Messagepar Jam » sa fiche K
» 09 Juil 2018, 16:30

Bonjour à tous,

Voilà près d'un an que j'ai pas mis les pieds sur kikourou, la faute au...manque de motivation. Ben oui, pourquoi venir sur kikourou quand on ne cours plus (ou presque).
Alors voilà moi aussi j'ai une perte de motivation, mais pas un burn out (même si j'ai des symptômes assez similaires à bon nombres d'entre vous).
D'abord, j'ai toujours essayé de pratiqué le trail de façon raisonnée (pas plus de 2/3 grosses courses par an) afin de ne pas trop abimer mon corps, et pour garder de la fraîcheur mentale. Mais comme beaucoup, on se laisse prendre au jeu et la charge de travail pour tenir les objectifs à tendance à grimper assez vite.

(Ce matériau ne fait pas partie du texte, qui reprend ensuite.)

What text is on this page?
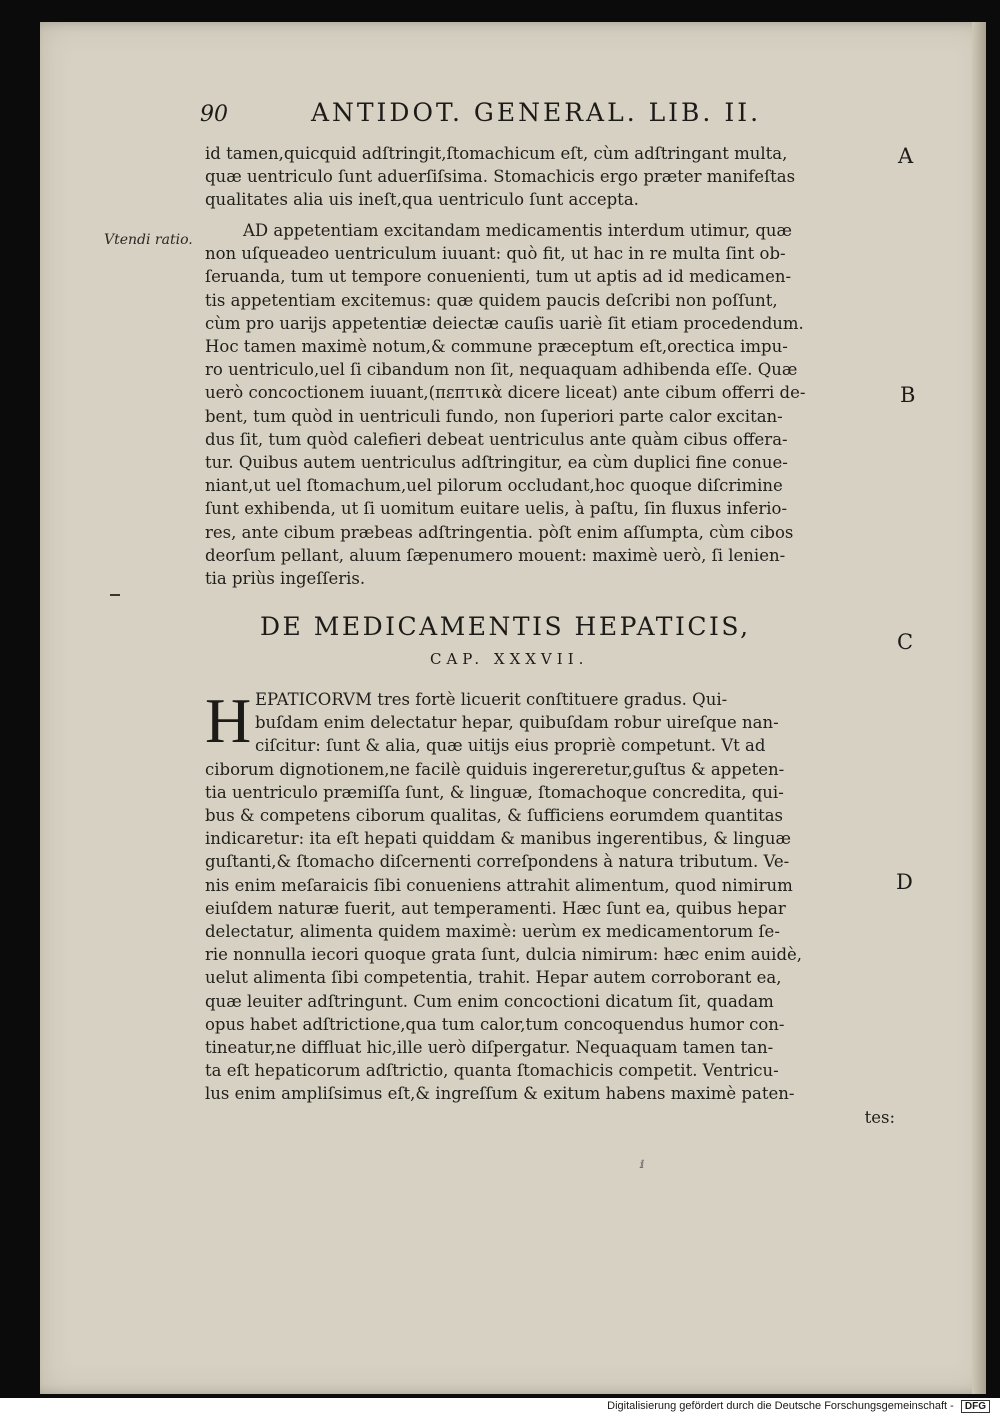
90	ANTIDOT. GENERAL. LIB. II.
Vtendi ratio.
A
B
C
D
id tamen,quicquid adſtringit,ſtomachicum eſt, cùm adſtringant multa,
quæ uentriculo ſunt aduerſiſsima. Stomachicis ergo præter manifeſtas
qualitates alia uis ineſt,qua uentriculo ſunt accepta.
AD appetentiam excitandam medicamentis interdum utimur, quæ
non uſqueadeo uentriculum iuuant: quò fit, ut hac in re multa ſint ob-
ſeruanda, tum ut tempore conuenienti, tum ut aptis ad id medicamen-
tis appetentiam excitemus: quæ quidem paucis deſcribi non poſſunt,
cùm pro uarijs appetentiæ deiectæ cauſis uariè ſit etiam procedendum.
Hoc tamen maximè notum,& commune præceptum eſt,orectica impu-
ro uentriculo,uel ſi cibandum non ſit, nequaquam adhibenda eſſe. Quæ
uerò concoctionem iuuant,(πεπτικὰ dicere liceat) ante cibum offerri de-
bent, tum quòd in uentriculi fundo, non ſuperiori parte calor excitan-
dus ſit, tum quòd calefieri debeat uentriculus ante quàm cibus offera-
tur. Quibus autem uentriculus adſtringitur, ea cùm duplici fine conue-
niant,ut uel ſtomachum,uel pilorum occludant,hoc quoque diſcrimine
ſunt exhibenda, ut ſi uomitum euitare uelis, à paſtu, ſin fluxus inferio-
res, ante cibum præbeas adſtringentia. pòſt enim aſſumpta, cùm cibos
deorſum pellant, aluum ſæpenumero mouent: maximè uerò, ſi lenien-
tia priùs ingeſſeris.
DE MEDICAMENTIS HEPATICIS,
CAP. XXXVII.
H EPATICORVM tres fortè licuerit conſtituere gradus. Qui-
buſdam enim delectatur hepar, quibuſdam robur uireſque nan-
ciſcitur: ſunt & alia, quæ uitijs eius propriè competunt. Vt ad
ciborum dignotionem,ne facilè quiduis ingereretur,guſtus & appeten-
tia uentriculo præmiſſa ſunt, & linguæ, ſtomachoque concredita, qui-
bus & competens ciborum qualitas, & ſufficiens eorumdem quantitas
indicaretur: ita eſt hepati quiddam & manibus ingerentibus, & linguæ
guſtanti,& ſtomacho diſcernenti correſpondens à natura tributum. Ve-
nis enim meſaraicis ſibi conueniens attrahit alimentum, quod nimirum
eiuſdem naturæ fuerit, aut temperamenti. Hæc ſunt ea, quibus hepar
delectatur, alimenta quidem maximè: uerùm ex medicamentorum ſe-
rie nonnulla iecori quoque grata ſunt, dulcia nimirum: hæc enim auidè,
uelut alimenta ſibi competentia, trahit. Hepar autem corroborant ea,
quæ leuiter adſtringunt. Cum enim concoctioni dicatum ſit, quadam
opus habet adſtrictione,qua tum calor,tum concoquendus humor con-
tineatur,ne diffluat hic,ille uerò diſpergatur. Nequaquam tamen tan-
ta eſt hepaticorum adſtrictio, quanta ſtomachicis competit. Ventricu-
lus enim ampliſsimus eſt,& ingreſſum & exitum habens maximè paten-
tes:
ⅈ
Digitalisierung gefördert durch die Deutsche Forschungsgemeinschaft - DFG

L'an passé j'ai enfin terminé cette EB qui me faisait de l'oeil. Heureux mais complètement vidé. En fait il m'a fallut près de 6 mois pour réaliser que j'avais réussi mon objectif presque facilement en plus (enfin, ressenti comme tel) !
Et au retour chez mon hôte, coureur et entraîneur du crûe, il me dit "maintenant il faut que tu fasses une pause, que tu récupères de cette courses si difficile". J'ai dit machinalement oui, alors que je me sentais encore super bien. Mais cette idée a fait son chemin, aidée par la double tendinite aux genoux que j'avais attrapé pendant cette course et que je désirais ardemment soigner correctement. Donc fin de l'entraînement pendant plusieurs mois. Et là plus envie. Envie, si de ces moments de bonheur dans la nature seul, de ces moments de joie et de plaisir intense que seul le trail a pu m'apporter, mais plus cette envie de l'effort nécessaire. Alors voilà, je suis retourné naturellement à mon premier amour, un art martial vietnamien, pour un effort et un sport qui n'a rien à voir.
J'ai pris 6 bons kilos dans les premiers mois d'après-course que je n'arrive plus à perdre. Je ne cours plus qu'une à deux fois par semaine. Pour mes courotaf qui sont des moments de décompression, pas des entraînements. Mais le dimanche matin, désormais la grasse mat l'emporte sans problème.
Je sais que ça me manque au fond de moi, mais je ne suis pas encore prêt à endurer ces efforts, cette ascèse nécessaire à l'atteinte de tels objectifs qui nous bouffe le cerveau jour et nuits.
Je pense m'inscrire à la grande Origole (si elle se fait) parce que ça me démange, parce que j'aurais fait une pause de plus d'un an, parce que j'aurai fait le reset nécessaire pour repartir. Mais je suis totalement incapable de dire aujourd'hui si je réussirai à ne serait-ce qu'être au départ.
Comme ça été dit par ici, et ailleurs, il faut prendre le temps, se régénérer, et se fixer des objectifs raisonnable (qui a dit que c'était un mot banni ici :) ).
Bon courage à tous. Prenez soin de vous (et vos familles et vos proches). Ca c'est le plus important.